Pathophysiology of Hepatorenal Syndrome
Hepatorenal syndrome (HRS) develops through a cascade of hemodynamic derangements initiated by splanchnic vasodilation, which reduces effective arterial blood volume and triggers compensatory mechanisms that paradoxically cause severe renal vasoconstriction and hypoperfusion. 1
Core Pathophysiologic Mechanisms
The pathogenesis of HRS involves four interconnected factors that work in concert to produce functional renal failure 1:
1. Splanchnic Vasodilation and Effective Hypovolemia
- Marked splanchnic arterial vasodilation occurs as a consequence of portal hypertension
- This causes a reduction in effective arterial blood volume despite total body volume expansion
- Mean arterial pressure decreases, creating a state of "effective arterial underfilling" 2, 3
- The body perceives this as hypovolemia even though total body water is increased
2. Neurohormonal Activation and Renal Vasoconstriction
- Sympathetic nervous system activation occurs in response to perceived hypovolemia
- Renin-angiotensin-aldosterone system (RAAS) activation leads to intense renal vasoconstriction 1, 3
- This causes a shift in the renal autoregulatory curve, making renal blood flow extremely sensitive to changes in mean arterial pressure
- The result is profound renal hypoperfusion and decreased glomerular filtration rate despite structurally normal kidneys
3. Cirrhotic Cardiomyopathy
- Impaired cardiac function develops due to cirrhotic cardiomyopathy 1, 4
- This leads to relative impairment of compensatory increases in cardiac output that would normally offset vasodilation
- The inability to mount an adequate cardiac response worsens the effective arterial underfilling
- Systolic incompetence aggravates the mismatch between circulatory capacitance and circulating volume 4
4. Vasoactive Mediators
- Increased synthesis of vasoconstrictive mediators affects renal blood flow 1
- These include cysteinyl leukotrienes, thromboxane A2, F2-isoprostanes, and endothelin-1
- While their exact role remains incompletely understood, they likely contribute to renal microcirculatory dysfunction
Additional Contributing Mechanisms
Recent evidence has identified several additional pathophysiologic elements beyond the classic hemodynamic model 3, 4:
Systemic Inflammation
- Portal hypertension-induced bacterial translocation from the gut initiates an inflammatory cascade 4, 5
- Bacterial products and endotoxins reach the splanchnic and systemic circulation
- This inflammation causes:
- Renal microcirculatory dysfunction
- Microthrombi formation
- Renal tubular oxidative stress
- Direct tubular damage 4
- Many bacterial products have vasodilatory properties, exacerbating hemodynamic instability 4
Intra-abdominal Hypertension
- Tense ascites can create an abdominal compartment syndrome effect 3, 4
- This causes renal congestion and impairs glomerular filtration
- The increased intra-abdominal pressure directly compromises renal perfusion
Hepatorenal Sympathetic Reflex
- Direct liver-kidney crosstalk occurs via sympathetic pathways 3
- This can reduce renal blood flow independently of systemic hemodynamic derangements
- Represents a direct organ-to-organ communication pathway
Renal Congestion
- Porto-pulmonary hypertension and cirrhotic cardiomyopathy can lead to renal venous congestion 3
- This complicates the course of HRS-AKI by adding a congestive component to the hypoperfusion
Clinical Implications
The kidneys in HRS are structurally normal - this is purely a functional disorder 1, 6. This is evidenced by:
- Absence of significant proteinuria (<0.5 g/day)
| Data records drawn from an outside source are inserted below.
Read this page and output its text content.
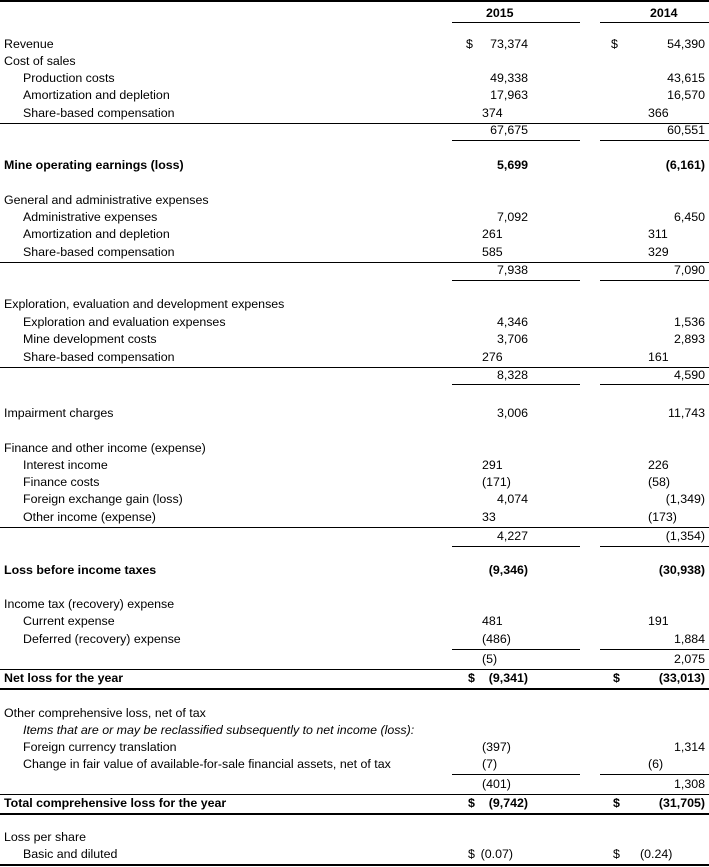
2015	2014
Revenue	$ 73,374	$	54,390
Cost of sales
Production costs	49,338	43,615
Amortization and depletion	17,963	16,570
Share-based compensation	374	366
67,675	60,551
Mine operating earnings (loss)	5,699	(6,161)
General and administrative expenses
Administrative expenses	7,092	6,450
Amortization and depletion	261	311
Share-based compensation	585	329
7,938	7,090
Exploration, evaluation and development expenses
Exploration and evaluation expenses	4,346	1,536
Mine development costs	3,706	2,893
Share-based compensation	276	161
8,328	4,590
Impairment charges	3,006	11,743
Finance and other income (expense)
Interest income	291	226
Finance costs	(171)	(58)
Foreign exchange gain (loss)	4,074	(1,349)
Other income (expense)	33	(173)
4,227	(1,354)
Loss before income taxes	(9,346)	(30,938)
Income tax (recovery) expense
Current expense	481	191
Deferred (recovery) expense	(486)	1,884
(5)	2,075
Net loss for the year	$ (9,341)	$	(33,013)
Other comprehensive loss, net of tax
Items that are or may be reclassified subsequently to net income (loss):
Foreign currency translation	(397)	1,314
Change in fair value of available-for-sale financial assets, net of tax	(7)	(6)
(401)	1,308
Total comprehensive loss for the year	$ (9,742)	$	(31,705)
Loss per share
Basic and diluted	$ (0.07)	$ (0.24)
- No microhematuria (<50 red cells/high powered field)
- Normal renal ultrasonography 1
The functional nature explains why HRS can be reversed with restoration of effective circulating volume through vasoconstrictors and albumin, or definitively with liver transplantation 6.
Key Pathophysiologic Distinction
HRS is NOT simply a diagnosis of exclusion - it represents a specific pathophysiologic entity that may coexist with other forms of AKI such as acute tubular injury 7. The traditional view of HRS as purely functional is evolving, as evidence suggests that ischemic or cholemic tubular injury may overlap with the underlying circulatory dysfunction 3.